Description
Farmer John wants to repair a small length of the fence around the pasture. He measures the fence and finds that he needs N (1 ≤ N ≤ 20,000) planks of wood, each having some integer length Li (1 ≤ Li ≤ 50,000) units. He then purchases a single long board just long enough to saw into the N planks (i.e., whose length is the sum of the lengths Li). FJ is ignoring the "kerf", the extra length lost to sawdust when a sawcut is made; you should ignore it, too.
FJ sadly realizes that he doesn't own a saw with which to cut the wood, so he mosies over to Farmer Don's Farm with this long board and politely asks if he may borrow a saw.
Farmer Don, a closet capitalist, doesn't lend FJ a saw but instead offers to charge Farmer John for each of the N-1 cuts in the plank. The charge to cut a piece of wood is exactly equal to its length. Cutting a plank of length 21 costs 21 cents.

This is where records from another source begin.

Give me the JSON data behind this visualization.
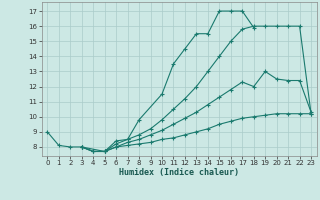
{
  "xlabel": "Humidex (Indice chaleur)",
  "bg_color": "#cce8e4",
  "grid_color": "#aaccca",
  "line_color": "#1a7a6e",
  "xlim": [
    -0.5,
    23.5
  ],
  "ylim": [
    7.4,
    17.6
  ],
  "xticks": [
    0,
    1,
    2,
    3,
    4,
    5,
    6,
    7,
    8,
    9,
    10,
    11,
    12,
    13,
    14,
    15,
    16,
    17,
    18,
    19,
    20,
    21,
    22,
    23
  ],
  "yticks": [
    8,
    9,
    10,
    11,
    12,
    13,
    14,
    15,
    16,
    17
  ],
  "curve1_x": [
    0,
    1,
    2,
    3,
    4,
    5,
    6,
    7,
    8,
    10,
    11,
    12,
    13,
    14,
    15,
    16,
    17,
    18
  ],
  "curve1_y": [
    9.0,
    8.1,
    8.0,
    8.0,
    7.7,
    7.7,
    8.4,
    8.5,
    9.8,
    11.5,
    13.5,
    14.5,
    15.5,
    15.5,
    17.0,
    17.0,
    17.0,
    15.9
  ],
  "curve2_x": [
    3,
    5,
    6,
    7,
    8,
    9,
    10,
    11,
    12,
    13,
    14,
    15,
    16,
    17,
    18,
    19,
    20,
    21,
    22,
    23
  ],
  "curve2_y": [
    8.0,
    7.7,
    8.2,
    8.5,
    8.8,
    9.2,
    9.8,
    10.5,
    11.2,
    12.0,
    13.0,
    14.0,
    15.0,
    15.8,
    16.0,
    16.0,
    16.0,
    16.0,
    16.0,
    10.2
  ],
  "curve3_x": [
    3,
    4,
    5,
    6,
    7,
    8,
    9,
    10,
    11,
    12,
    13,
    14,
    15,
    16,
    17,
    18,
    19,
    20,
    21,
    22,
    23
  ],
  "curve3_y": [
    8.0,
    7.7,
    7.7,
    8.0,
    8.3,
    8.5,
    8.8,
    9.1,
    9.5,
    9.9,
    10.3,
    10.8,
    11.3,
    11.8,
    12.3,
    12.0,
    13.0,
    12.5,
    12.4,
    12.4,
    10.3
  ],
  "curve4_x": [
    3,
    4,
    5,
    6,
    7,
    8,
    9,
    10,
    11,
    12,
    13,
    14,
    15,
    16,
    17,
    18,
    19,
    20,
    21,
    22,
    23
  ],
  "curve4_y": [
    8.0,
    7.7,
    7.7,
    8.0,
    8.1,
    8.2,
    8.3,
    8.5,
    8.6,
    8.8,
    9.0,
    9.2,
    9.5,
    9.7,
    9.9,
    10.0,
    10.1,
    10.2,
    10.2,
    10.2,
    10.2
  ]
}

Farmer Don then lets Farmer John decide the order and locations to cut the plank. Help Farmer John determine the minimum amount of money he can spend to create the N planks. FJ knows that he can cut the board in various different orders which will result in different charges since the resulting intermediate planks are of different lengths.
Input
Line 1: One integer N, the number of planks
Lines 2..N+1: Each line contains a single integer describing the length of a needed plank
Output
Line 1: One integer: the minimum amount of money he must spend to make N-1 cuts
Sample Input
3
8
5
8
Sample Output
34
Hint
He wants to cut a board of length 21 into pieces of lengths 8, 5, and 8.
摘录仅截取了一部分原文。